By Mitch Wagner ,
Kenwood makes state of the art home and car audio systems, but its back-office computing system was as obsolete as eight-track tapes.
Until recently, Kenwood Americas, the U.S. subsidiary of Japan's Kenwood, used an ancient McDonnell Douglas mini-computer running the Pick operating system for its order-entry, inventory and control, and general ledger systems. When the dust began getting too thick on that system, the company turned for an alternative to Linux running on a Dell PowerEdge server -- the first of a two-stage migration that will eventually find the company running on a modern ERP
system.
"We're not on Linux because we're gung ho for it or because we're revolutionaries," said Gary Calvin, systems integration specialist at Kenwood. "We chose it because it suits our business."
The application, running on Kenwood's Red Hat Linux implementation, is jBASE from jBASE Software, a version of the Pick operating system that runs on top of Unix and Windows NT, designed to help users migrate from Pick.
Kenwood also installed Linux servers at five outlet stores throughout the country, connecting to PC clients by running point-of-sale software from Vigilant. Kenwood chose Linux in those stores because of its manageability: IT managers can connect to the servers over dial-up connections or DSL
lines and manage the systems remotely.
Kenwood plans its ERP migration sometime in the next few months and has just begun evaluating the various systems.
"The application software is showing its age," Calvin said. "The core of it was written in the 80s."
Another reason for picking Linux over traditional Unix was because the company was already familiar with Linux, having used it for four years for its DNS
and some e-mail.
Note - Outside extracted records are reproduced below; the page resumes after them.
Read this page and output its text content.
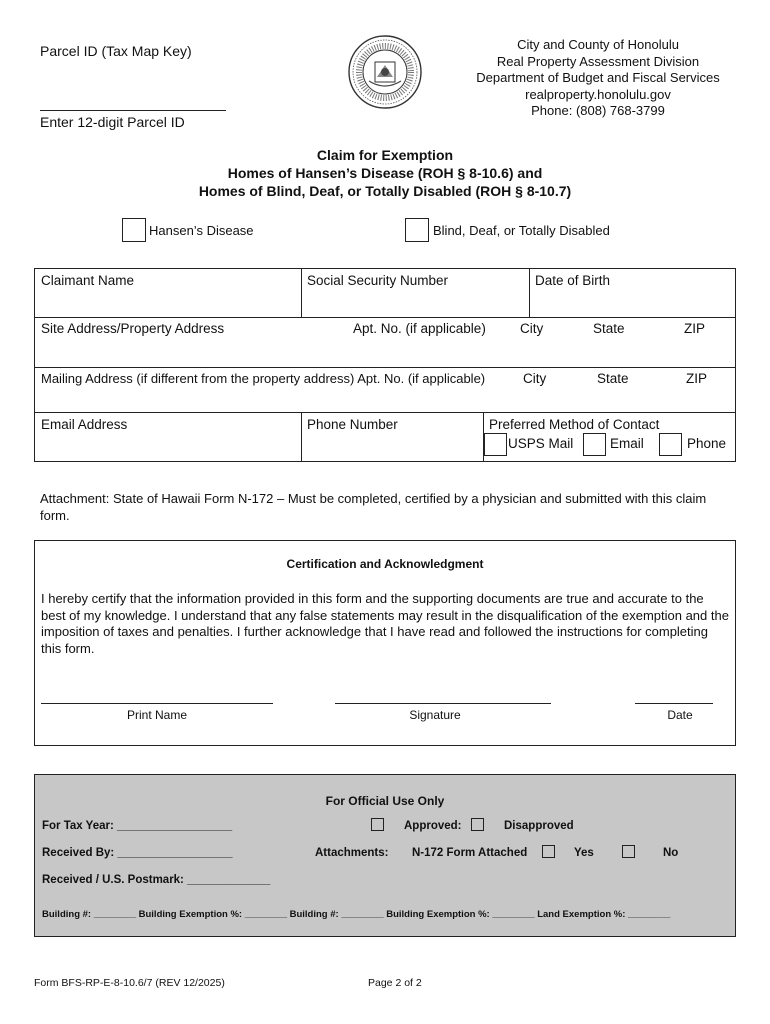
Parcel ID (Tax Map Key)
Enter 12-digit Parcel ID
City and County of Honolulu
Real Property Assessment Division
Department of Budget and Fiscal Services
realproperty.honolulu.gov
Phone: (808) 768-3799
Claim for Exemption
Homes of Hansen’s Disease (ROH § 8-10.6) and
Homes of Blind, Deaf, or Totally Disabled (ROH § 8-10.7)
Hansen’s Disease	Blind, Deaf, or Totally Disabled
Claimant Name	Social Security Number	Date of Birth
Site Address/Property Address	Apt. No. (if applicable)	City	State	ZIP
Mailing Address (if different from the property address) Apt. No. (if applicable)	City	State	ZIP
Email Address	Phone Number	Preferred Method of Contact
USPS Mail	Email	Phone
Attachment: State of Hawaii Form N-172 – Must be completed, certified by a physician and submitted with this claim form.
Certification and Acknowledgment
I hereby certify that the information provided in this form and the supporting documents are true and accurate to the best of my knowledge. I understand that any false statements may result in the disqualification of the exemption and the imposition of taxes and penalties. I further acknowledge that I have read and followed the instructions for completing this form.
Print Name	Signature	Date
For Official Use Only
For Tax Year: __________________	Approved:	Disapproved
Received By: __________________	Attachments: N-172 Form Attached	Yes	No
Received / U.S. Postmark: _____________
Building #: ________ Building Exemption %: ________ Building #: ________ Building Exemption %: ________ Land Exemption %: ________
Form BFS-RP-E-8-10.6/7 (REV 12/2025)	Page 2 of 2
Kenwood was satisfied with Linux and did not wish to take the time to get up to speed on a Unix implementation, according to Calvin.
Linux also was a better choice over Windows NT because Linux requires less-powerful hardware than Windows NT to do the same job, Calvin said.
Kenwood runs its operation on a single-processor Dell PowerEdge Pentium server with 256-Mbyte of memory and a RAID
array of disks with about 45 gigabytes of usable storage. The company is now upgrading to a dual-processor Pentium II running at 500 MHz. A Windows machine with similar functionality would probably need to be at least a four-processor system, Calvin said.
Although the McDonnell Douglas-developed Pick server did well for Kenwood Americas for many years, the company finally felt the need to move off it because of its lack of connectivity. The box's only link to the outside world was RS232 ports, which connected to either dumb terminals or hard-wired modems. Moreover, the Pick operating system required eight to 10 hours to migrate data to Windows machines for database integration, or even to simply import the data into a spreadsheet -- operations that are nearly instantaneous running Linux.